In particular cases, one or another variant of the scheme described is convenient. For the homogeneous Behrens—Fisher problem \({}^{1}\), we obtain the relation (in the notation of \({}^{1}\)):

\[ \iint_{\Omega}\psi\bigl(g(\xi,\eta)\bigr)\, \frac{\eta^{n_1-2}\,d\xi\,d\eta} {\bigl(\vartheta^2+\vartheta(1+\xi^2+\eta^2)+\eta^2\bigr)^N} = C_\psi \vartheta^{-n_2/2}(1+\vartheta)^{-N+1/2}. \tag{6} \]

Here there is analytic continuation in \(\vartheta\) to the whole complex plane with a cut \((-\infty,0)\). The critical regions are obtained for \(\vartheta \leqslant 0\).
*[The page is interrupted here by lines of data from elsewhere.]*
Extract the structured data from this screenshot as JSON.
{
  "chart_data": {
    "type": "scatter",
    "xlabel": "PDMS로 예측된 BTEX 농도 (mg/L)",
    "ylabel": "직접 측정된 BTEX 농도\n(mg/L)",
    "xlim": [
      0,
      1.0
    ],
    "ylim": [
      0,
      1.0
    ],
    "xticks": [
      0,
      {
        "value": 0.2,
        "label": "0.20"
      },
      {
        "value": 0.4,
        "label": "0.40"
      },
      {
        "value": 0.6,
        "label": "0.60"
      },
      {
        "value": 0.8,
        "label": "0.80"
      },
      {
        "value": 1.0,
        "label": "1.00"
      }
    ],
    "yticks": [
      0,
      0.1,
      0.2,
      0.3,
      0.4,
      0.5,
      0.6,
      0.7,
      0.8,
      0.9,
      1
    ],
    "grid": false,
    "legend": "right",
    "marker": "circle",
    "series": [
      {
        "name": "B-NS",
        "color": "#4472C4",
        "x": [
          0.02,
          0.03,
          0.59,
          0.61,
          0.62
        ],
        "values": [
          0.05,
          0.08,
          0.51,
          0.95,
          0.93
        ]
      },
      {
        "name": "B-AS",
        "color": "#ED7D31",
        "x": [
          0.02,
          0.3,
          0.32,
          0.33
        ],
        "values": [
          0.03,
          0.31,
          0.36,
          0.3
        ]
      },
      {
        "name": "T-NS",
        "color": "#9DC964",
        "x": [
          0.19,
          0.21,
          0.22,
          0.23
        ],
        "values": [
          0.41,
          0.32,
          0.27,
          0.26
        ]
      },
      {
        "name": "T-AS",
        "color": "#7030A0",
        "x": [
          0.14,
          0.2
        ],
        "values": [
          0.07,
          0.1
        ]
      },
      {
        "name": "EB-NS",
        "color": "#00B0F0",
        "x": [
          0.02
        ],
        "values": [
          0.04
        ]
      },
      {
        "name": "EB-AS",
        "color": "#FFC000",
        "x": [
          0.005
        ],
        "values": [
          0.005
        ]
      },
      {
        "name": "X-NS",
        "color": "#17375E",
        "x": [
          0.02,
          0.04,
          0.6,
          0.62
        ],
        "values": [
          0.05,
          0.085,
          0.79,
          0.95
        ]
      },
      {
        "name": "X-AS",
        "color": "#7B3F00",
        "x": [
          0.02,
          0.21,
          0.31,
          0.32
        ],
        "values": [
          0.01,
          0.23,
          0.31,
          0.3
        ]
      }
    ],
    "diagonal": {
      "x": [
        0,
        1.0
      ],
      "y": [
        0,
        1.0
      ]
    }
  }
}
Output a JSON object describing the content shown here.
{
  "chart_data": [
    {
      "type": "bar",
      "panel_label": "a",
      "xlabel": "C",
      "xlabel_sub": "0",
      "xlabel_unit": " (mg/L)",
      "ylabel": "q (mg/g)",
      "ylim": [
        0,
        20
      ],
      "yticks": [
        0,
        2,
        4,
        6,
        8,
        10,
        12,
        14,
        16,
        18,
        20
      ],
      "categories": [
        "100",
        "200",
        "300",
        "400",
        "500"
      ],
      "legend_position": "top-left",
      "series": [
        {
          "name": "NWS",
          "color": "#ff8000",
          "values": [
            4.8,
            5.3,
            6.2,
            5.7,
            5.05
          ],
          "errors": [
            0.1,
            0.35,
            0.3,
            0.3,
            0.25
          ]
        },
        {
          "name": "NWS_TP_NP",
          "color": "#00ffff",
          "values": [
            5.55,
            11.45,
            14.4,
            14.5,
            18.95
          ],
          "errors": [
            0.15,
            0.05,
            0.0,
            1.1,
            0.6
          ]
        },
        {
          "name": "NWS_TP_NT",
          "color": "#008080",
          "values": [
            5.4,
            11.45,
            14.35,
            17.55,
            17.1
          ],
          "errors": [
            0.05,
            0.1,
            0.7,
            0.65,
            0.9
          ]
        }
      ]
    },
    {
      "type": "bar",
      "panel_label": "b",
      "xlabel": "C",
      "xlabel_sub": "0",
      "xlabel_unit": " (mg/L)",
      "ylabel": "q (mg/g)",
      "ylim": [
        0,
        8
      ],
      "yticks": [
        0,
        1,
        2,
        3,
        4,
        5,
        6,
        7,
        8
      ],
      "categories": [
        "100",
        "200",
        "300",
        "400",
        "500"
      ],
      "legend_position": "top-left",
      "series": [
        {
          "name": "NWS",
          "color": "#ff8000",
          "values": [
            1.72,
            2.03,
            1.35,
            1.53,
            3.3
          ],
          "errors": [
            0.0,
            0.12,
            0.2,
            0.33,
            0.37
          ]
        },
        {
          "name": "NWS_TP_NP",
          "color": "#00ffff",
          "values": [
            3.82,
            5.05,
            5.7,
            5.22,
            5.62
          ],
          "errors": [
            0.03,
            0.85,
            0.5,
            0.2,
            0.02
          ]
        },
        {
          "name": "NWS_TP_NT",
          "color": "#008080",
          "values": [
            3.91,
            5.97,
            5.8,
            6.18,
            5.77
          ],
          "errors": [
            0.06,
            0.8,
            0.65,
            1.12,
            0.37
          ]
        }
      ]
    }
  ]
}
They are formed by systems of ellipses

\[ \frac{\xi^2}{D-1}+\frac{\eta^2}{D}=1 \quad (D>1), \]

hyperbolas

\[ \eta^2\left(\frac{1}{D}-1\right)-\xi^2=1-D \quad (D<1), \]

and the straight lines \(\xi=0,\ \eta=0\).

A piecewise-analytic test \(g(\xi,\eta)\), taking all values from the segment \([0,M]\) for \(M>0\), will touch by a layer the ellipse-critical region

\[ \frac{\xi^2}{D-1}+\frac{\eta^2}{D}=1 \]

for a suitable \(D>1\), or will intersect the axis of abscissas with it at one point and therefore, as it turns out, cannot exist.

Let us also consider, as an example, the problem of \(k\) normal samples (see, for example, \({}^{5}\), p. 296, with the same notation). Here the density with respect to Lebesgue measure is

\[ p=\frac{1}{(2\pi)^{N/2}}\, \frac{1}{\prod_{i=1}^{k}\sigma_i^{n_i}}\, \exp\left( -\sum_{i=1}^{k} n_i \frac{(\bar{x}_i-\mu_i)^2+s_i^2}{2\sigma_i^2} \right). \tag{7} \]

We may, for example, consider the hypothesis

\[ H_0:\ \mu_1=\mu_2=\cdots=\mu_k=\mu \]

and seek a test \(g(\bar{x}_i,s_i)\), depending only on sufficient statistics, piecewise-analytic (with possible exceptions of measure 0), and similar with respect to \(\sigma_i^2\).

To investigate the question of the existence of such a test, it is convenient to set

\[ \frac{1}{2\sigma_i^2}=\vartheta_i\omega \]

and to carry out the integration of expression (3) indicated above.

We arrive at the expression:

\[ \int_{\mathfrak X}\cdots\int \frac{\psi\bigl(g(\bar{x}_i,s_i)\bigr)\,dX} {\left[ a+\left(\sum_{i=1}^{k} n_i\vartheta_i\bigl((\bar{x}_i-\mu_i)^2+s_i^2\bigr)\right) \right]^{b+1}} = C_\psi C(a,b)\prod_{i=1}^{k}\vartheta_i^{-1/2} \tag{8} \]

for sufficiently large \(b\). The critical regions here will be surfaces of the second order, and it is possible to carry out a successful investigation of the possibility of a test. The method set forth can also be applied to the construction of approximate tests and to the investigation of confidence intervals.

Received
18 I 1963

CITED LITERATURE

\({}^{1}\) Yu. V. Linnik, DAN, 149, No. 2 (1963).
\({}^{2}\) T. Koopmans, Trans. Am. Math. Soc., 39, 399 (1936).
\({}^{3}\) E. B. Dynkin, UMN, vol. 1, 68 (1951).
\({}^{4}\) E. L. Lehmann, Testing Statistical Hypotheses, N. Y., 1959.
\({}^{5}\) M. C. Kendall, The Advanced Theory of Statistics, 2, London, 1955.